China announced on Friday that it did stop certain official dialogues between high-level US military commanders, including regional commanders, as well as talks on maritime security. The announcement does not specifically apply to Austin and Milley’s counterparts, and officials said they are still open to communication between those leaders.

White House spokesman John Kirby said that while the announcement “doesn’t completely eliminate speaking opportunities for senior members of our military,” it does increase the risk of an accident.

“These lines of communication are really important to help you reduce the risk of miscalculations and misperceptions,” Kirby said Friday. “You have so much military hardware operating in small areas, it’s good, especially now, to have those lines of communication open.”

China is conducting military drills around Taiwan that have broken multiple precedents and fundamentally changed the status quo in the region.

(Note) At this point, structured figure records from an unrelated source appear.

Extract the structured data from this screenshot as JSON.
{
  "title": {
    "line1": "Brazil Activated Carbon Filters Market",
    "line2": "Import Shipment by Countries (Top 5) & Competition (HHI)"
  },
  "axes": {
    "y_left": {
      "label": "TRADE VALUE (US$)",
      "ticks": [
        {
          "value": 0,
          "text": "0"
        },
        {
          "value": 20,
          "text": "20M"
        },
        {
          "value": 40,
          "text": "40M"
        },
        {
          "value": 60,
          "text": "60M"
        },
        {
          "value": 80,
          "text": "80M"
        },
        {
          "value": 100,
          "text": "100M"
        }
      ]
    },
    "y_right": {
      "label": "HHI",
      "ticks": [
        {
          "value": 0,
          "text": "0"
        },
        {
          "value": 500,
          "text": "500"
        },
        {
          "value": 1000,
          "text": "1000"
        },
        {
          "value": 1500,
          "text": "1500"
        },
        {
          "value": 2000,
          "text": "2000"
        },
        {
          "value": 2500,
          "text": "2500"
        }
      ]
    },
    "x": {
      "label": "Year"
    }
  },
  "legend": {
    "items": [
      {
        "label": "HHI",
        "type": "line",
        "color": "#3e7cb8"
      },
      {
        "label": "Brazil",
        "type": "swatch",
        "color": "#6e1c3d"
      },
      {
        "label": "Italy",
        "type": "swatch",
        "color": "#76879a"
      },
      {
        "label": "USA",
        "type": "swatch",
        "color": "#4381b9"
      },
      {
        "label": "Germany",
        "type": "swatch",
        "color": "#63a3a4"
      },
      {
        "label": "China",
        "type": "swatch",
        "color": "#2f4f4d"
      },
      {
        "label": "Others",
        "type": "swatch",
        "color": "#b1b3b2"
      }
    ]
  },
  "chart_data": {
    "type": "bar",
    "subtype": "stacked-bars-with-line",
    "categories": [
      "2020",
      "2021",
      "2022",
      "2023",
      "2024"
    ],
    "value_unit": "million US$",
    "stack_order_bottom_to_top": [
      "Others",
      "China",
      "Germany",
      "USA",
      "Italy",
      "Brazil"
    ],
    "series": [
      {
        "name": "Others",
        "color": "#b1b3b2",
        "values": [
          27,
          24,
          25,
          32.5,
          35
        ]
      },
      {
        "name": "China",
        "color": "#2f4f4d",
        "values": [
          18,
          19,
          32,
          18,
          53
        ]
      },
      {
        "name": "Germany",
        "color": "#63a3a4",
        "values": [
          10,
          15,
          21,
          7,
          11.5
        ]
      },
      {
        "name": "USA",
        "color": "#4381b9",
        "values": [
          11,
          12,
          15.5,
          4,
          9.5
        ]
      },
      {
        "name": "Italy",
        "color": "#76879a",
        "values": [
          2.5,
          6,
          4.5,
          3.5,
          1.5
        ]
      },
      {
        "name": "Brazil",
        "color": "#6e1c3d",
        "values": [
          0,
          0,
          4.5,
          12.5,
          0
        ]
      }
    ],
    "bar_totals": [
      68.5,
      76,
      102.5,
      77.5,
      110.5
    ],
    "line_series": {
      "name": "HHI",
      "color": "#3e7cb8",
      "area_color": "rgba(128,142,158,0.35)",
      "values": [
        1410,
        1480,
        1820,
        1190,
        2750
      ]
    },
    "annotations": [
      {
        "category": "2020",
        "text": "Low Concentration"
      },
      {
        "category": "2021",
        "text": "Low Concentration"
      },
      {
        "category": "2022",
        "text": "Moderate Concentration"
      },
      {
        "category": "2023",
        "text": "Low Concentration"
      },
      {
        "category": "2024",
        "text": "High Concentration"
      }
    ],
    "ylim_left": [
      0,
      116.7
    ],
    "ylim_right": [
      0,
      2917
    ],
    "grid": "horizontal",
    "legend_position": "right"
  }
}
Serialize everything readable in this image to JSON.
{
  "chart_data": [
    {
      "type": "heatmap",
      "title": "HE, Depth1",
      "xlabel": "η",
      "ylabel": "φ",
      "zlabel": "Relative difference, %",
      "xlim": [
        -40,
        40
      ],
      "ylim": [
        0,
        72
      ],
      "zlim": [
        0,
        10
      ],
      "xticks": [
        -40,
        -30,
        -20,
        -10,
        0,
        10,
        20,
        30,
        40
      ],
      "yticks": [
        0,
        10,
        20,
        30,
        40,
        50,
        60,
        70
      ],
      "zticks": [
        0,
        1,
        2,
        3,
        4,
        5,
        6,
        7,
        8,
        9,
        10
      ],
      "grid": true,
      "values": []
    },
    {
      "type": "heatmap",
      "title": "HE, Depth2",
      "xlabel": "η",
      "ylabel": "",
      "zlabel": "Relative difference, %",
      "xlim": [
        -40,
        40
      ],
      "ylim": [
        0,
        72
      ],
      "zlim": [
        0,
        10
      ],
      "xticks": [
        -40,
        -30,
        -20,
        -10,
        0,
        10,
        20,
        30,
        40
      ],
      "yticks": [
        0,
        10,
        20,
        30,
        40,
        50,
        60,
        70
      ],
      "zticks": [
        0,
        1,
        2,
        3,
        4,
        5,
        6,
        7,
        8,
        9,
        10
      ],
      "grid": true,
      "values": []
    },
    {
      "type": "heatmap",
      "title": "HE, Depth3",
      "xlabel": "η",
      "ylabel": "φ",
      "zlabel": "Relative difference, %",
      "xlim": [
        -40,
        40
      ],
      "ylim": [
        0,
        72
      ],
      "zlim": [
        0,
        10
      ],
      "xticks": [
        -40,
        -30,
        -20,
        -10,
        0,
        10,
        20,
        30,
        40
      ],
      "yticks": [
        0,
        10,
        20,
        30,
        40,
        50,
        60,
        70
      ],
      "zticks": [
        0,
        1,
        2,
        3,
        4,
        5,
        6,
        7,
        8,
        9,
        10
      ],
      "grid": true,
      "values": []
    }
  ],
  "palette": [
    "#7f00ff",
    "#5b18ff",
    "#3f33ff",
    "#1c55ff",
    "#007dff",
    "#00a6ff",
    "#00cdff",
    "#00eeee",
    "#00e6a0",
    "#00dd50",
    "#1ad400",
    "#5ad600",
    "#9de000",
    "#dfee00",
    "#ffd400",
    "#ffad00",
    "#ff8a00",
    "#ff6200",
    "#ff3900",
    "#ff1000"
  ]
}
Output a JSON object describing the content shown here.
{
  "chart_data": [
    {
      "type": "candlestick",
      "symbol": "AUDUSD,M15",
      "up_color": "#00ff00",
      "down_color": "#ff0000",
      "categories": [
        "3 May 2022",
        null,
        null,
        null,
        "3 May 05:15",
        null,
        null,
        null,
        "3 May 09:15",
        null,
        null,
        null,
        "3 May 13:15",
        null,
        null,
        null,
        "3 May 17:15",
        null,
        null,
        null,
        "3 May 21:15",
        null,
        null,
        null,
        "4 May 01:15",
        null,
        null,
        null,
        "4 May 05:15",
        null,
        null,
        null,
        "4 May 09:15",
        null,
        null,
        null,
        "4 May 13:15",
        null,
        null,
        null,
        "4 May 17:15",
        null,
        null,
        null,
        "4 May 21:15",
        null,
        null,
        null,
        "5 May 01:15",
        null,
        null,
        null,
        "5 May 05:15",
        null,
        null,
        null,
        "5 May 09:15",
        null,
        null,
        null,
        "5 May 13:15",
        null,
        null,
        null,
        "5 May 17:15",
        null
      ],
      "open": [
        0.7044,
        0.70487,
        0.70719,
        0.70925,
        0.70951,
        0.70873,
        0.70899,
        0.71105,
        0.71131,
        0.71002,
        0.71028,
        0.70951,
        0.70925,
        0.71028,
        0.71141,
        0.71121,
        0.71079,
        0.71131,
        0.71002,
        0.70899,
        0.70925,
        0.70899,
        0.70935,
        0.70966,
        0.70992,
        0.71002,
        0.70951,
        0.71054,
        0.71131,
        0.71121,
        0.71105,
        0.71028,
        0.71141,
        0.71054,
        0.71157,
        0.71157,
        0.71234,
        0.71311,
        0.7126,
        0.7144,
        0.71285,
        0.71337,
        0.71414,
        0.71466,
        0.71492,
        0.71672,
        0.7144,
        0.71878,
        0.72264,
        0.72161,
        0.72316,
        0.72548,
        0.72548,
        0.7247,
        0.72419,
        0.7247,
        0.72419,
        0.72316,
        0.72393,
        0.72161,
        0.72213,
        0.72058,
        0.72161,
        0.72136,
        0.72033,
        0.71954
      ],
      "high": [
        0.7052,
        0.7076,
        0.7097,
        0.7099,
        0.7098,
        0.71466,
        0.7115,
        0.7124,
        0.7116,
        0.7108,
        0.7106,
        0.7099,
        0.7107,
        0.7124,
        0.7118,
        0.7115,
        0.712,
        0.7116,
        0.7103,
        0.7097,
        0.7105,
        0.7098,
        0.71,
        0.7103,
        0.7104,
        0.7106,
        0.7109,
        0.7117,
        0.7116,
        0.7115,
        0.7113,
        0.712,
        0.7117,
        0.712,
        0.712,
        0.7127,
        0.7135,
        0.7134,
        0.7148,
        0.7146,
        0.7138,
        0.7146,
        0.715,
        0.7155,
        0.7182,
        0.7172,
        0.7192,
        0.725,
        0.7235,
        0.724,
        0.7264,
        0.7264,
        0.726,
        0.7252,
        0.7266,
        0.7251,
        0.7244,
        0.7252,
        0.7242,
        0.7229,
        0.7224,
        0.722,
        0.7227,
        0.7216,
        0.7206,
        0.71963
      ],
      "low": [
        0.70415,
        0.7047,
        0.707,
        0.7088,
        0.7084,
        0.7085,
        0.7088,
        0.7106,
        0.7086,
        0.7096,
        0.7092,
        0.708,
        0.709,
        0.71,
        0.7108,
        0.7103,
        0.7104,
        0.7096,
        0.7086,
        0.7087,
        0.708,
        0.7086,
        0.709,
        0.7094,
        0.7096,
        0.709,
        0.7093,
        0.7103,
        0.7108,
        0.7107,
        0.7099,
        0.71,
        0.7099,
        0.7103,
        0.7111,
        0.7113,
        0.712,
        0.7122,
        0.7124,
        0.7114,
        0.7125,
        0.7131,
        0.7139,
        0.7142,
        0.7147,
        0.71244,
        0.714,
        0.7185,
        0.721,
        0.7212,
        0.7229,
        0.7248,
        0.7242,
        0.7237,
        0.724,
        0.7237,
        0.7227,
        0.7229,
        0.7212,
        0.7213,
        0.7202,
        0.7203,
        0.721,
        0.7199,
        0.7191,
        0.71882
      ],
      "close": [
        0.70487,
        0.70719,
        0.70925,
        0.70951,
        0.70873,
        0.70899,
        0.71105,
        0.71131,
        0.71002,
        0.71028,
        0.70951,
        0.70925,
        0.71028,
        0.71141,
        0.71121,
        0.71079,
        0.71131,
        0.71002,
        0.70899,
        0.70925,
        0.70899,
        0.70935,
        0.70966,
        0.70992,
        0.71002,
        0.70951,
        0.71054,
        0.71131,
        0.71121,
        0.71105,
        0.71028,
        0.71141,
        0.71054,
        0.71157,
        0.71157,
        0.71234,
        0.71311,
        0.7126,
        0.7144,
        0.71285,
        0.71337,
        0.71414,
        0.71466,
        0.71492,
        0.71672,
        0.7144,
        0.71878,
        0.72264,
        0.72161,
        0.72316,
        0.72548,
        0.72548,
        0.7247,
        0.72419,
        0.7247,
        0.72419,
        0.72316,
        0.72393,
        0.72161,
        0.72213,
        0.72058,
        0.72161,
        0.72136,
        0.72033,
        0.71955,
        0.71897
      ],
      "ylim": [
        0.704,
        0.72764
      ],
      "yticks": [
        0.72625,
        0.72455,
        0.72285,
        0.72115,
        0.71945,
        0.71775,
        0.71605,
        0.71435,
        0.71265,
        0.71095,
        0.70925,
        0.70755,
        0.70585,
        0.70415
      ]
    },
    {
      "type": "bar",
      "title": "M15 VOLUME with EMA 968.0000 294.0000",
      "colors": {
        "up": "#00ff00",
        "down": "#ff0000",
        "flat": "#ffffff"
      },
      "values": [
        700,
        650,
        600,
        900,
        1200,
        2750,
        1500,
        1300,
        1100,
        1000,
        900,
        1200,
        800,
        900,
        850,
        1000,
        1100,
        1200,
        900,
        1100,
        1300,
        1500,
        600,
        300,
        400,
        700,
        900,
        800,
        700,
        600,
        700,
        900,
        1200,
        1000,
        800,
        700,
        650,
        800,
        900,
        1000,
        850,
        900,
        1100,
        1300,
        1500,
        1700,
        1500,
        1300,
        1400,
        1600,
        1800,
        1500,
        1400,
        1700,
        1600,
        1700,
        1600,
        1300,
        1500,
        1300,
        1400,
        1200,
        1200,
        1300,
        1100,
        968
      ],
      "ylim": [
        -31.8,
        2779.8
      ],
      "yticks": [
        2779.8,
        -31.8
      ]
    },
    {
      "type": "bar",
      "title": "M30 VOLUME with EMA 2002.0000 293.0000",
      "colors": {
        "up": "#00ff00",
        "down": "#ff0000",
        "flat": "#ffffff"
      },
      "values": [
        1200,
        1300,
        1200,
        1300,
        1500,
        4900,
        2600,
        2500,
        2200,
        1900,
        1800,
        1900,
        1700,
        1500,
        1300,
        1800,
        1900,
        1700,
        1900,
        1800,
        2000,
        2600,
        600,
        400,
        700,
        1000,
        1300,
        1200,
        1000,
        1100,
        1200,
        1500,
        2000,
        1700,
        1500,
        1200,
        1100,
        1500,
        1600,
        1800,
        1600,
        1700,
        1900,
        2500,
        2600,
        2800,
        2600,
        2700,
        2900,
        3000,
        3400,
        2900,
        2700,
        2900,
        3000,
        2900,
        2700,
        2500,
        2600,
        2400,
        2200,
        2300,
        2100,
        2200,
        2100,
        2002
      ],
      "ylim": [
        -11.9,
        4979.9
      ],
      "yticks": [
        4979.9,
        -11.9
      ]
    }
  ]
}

Beijing has this week fired missiles into Taiwan territory, including at least one that appears to have flown over the island, and launched ships and planes across the median line that separates Taiwan’s territorial waters from mainland China.

The United States, which does not officially recognize Taiwan’s independence but sells arms to the island, wants to avoid a situation like the one on April 1, 2001, when a Navy EP-3 intelligence aircraft of the United States collided in the middle of a Chinese J-8 fighter. -air, causing an international dispute.

The risk of an incident like this is getting higher and higher. Recently, China has increased aggressive activity in the Pacific, particularly in the East and South China Seas, alarming US officials. Chinese planes and ships have harassed and harassed US and allied pilots, even conducting an “unsafe” interception of a US C-130 special operations aircraft in June.

However, canceling the military dialogue is significant, but not unprecedented, experts said.

“Historically, that’s definitely part of the playbook,” Schriver said. “Thousand thousand [communications] He’s historically ready when we have problems with China.”

But Kirby condemned the move as “irresponsible” at a time of escalating tensions.

“We find that shutting down military communications channels at any level and scope and in a time of crisis is irresponsible legislation,” Kirby said.